The petition filed by two advocates, Sanpreet Singh Ajmani and Pushpinder Singh, says snapping internet is a violation of fundamental rights.
The authorities had snapped internet at the protest sites to prevent trouble after a tractor rally by farmers on January 26 turned violent in Delhi. A man had died near ITO in central Delhi during the protest, reportedly in an accident. The petition, however, sought a judicial probe into the death.
“Access to internet has been upheld as a part of fundamental right by the Supreme Court in the matter related to Jammu and Kashmir… By shutting the internet the government is trying to stop farmers and journalists from bringing the true picture before the nation,” the petition said.
“Internet has been suspended around farmers’ protest cites and only the government’s narrative is getting brought forward, which is clear attack on fundamental rights… The entire Sikh community is blamed and defamed by some news channels, spreading hate against the community…” the petition said.
The petition also asked the Supreme Court for a direction to the government to remove iron nails and concrete barricades around the protest sites.
A three-hour nationwide “chakka jam” — blockade of national and state highways — by farmers was held amid a high alert in Delhi today. Highways across north India, including the Eastern Peripheral Expressway around Delhi, were blocked by farmers protesting against the centre’s three farm laws passed in September. In Bengaluru, 30 people were taken into preventive custody.

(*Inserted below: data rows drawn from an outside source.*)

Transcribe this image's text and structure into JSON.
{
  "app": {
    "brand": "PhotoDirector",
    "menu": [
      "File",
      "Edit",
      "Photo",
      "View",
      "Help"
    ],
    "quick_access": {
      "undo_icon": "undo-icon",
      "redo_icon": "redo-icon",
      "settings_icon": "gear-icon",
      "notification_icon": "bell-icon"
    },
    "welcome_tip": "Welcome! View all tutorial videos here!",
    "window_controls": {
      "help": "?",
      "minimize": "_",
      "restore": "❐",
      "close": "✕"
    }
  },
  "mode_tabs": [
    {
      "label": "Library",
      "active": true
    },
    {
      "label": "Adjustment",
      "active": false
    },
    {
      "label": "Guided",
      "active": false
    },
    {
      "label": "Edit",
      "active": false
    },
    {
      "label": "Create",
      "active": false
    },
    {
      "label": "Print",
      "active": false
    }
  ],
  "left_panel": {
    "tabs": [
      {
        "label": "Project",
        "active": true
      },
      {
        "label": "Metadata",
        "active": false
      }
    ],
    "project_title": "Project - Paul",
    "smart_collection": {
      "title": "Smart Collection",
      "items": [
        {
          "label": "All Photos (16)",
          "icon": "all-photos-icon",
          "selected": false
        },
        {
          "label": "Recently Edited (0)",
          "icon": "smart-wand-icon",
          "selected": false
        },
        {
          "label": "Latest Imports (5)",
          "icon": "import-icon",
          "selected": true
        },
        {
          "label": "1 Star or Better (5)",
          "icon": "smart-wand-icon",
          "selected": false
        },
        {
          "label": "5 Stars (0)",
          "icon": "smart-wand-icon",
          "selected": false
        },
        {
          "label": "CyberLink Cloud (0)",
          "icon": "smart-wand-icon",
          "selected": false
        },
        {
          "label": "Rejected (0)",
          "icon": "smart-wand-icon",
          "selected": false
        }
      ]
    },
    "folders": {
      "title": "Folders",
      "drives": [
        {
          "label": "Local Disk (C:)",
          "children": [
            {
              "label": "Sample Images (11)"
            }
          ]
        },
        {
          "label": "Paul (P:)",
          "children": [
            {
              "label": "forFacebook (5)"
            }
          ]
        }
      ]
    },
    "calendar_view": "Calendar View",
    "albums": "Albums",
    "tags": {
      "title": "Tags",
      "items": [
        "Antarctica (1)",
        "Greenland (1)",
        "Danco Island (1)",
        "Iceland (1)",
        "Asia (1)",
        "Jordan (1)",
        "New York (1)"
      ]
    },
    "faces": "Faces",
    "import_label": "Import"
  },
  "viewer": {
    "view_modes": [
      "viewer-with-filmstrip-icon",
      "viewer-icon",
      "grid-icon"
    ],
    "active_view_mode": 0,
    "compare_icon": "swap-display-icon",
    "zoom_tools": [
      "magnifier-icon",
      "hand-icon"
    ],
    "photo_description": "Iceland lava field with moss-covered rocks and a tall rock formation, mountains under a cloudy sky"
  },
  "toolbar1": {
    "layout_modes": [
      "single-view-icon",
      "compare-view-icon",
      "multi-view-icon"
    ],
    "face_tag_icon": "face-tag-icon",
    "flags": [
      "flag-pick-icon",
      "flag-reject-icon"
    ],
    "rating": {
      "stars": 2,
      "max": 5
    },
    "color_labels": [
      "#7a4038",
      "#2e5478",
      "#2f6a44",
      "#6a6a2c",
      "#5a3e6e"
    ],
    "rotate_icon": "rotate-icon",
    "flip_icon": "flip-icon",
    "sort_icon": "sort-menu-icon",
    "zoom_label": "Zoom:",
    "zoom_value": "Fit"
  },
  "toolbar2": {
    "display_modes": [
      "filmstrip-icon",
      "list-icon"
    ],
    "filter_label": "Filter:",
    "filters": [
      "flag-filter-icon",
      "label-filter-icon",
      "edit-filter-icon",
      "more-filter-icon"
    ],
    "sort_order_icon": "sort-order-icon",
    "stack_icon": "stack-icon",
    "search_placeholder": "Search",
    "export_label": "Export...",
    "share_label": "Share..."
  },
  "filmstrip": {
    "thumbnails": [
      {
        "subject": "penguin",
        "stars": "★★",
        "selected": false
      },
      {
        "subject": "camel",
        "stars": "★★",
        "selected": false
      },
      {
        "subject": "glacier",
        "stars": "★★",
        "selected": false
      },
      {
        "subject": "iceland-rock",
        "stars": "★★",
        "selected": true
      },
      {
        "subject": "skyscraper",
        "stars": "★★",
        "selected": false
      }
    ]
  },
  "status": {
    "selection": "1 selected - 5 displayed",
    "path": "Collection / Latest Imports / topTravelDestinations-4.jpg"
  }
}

“We won’t return home unless our demands are met”, said farmer leader Rakesh Tikait, whose emotional outburst after the violence during Republic Day’s tractor rally gave a second wind to the protest being held by lakhs of farmers at the borders of Delhi for more than two months.
The government has said it is willing to discuss the farm laws clause by clause and pause its implementation for one-and-a-half years. However, the farmers have said they want nothing less than complete repeal of the laws.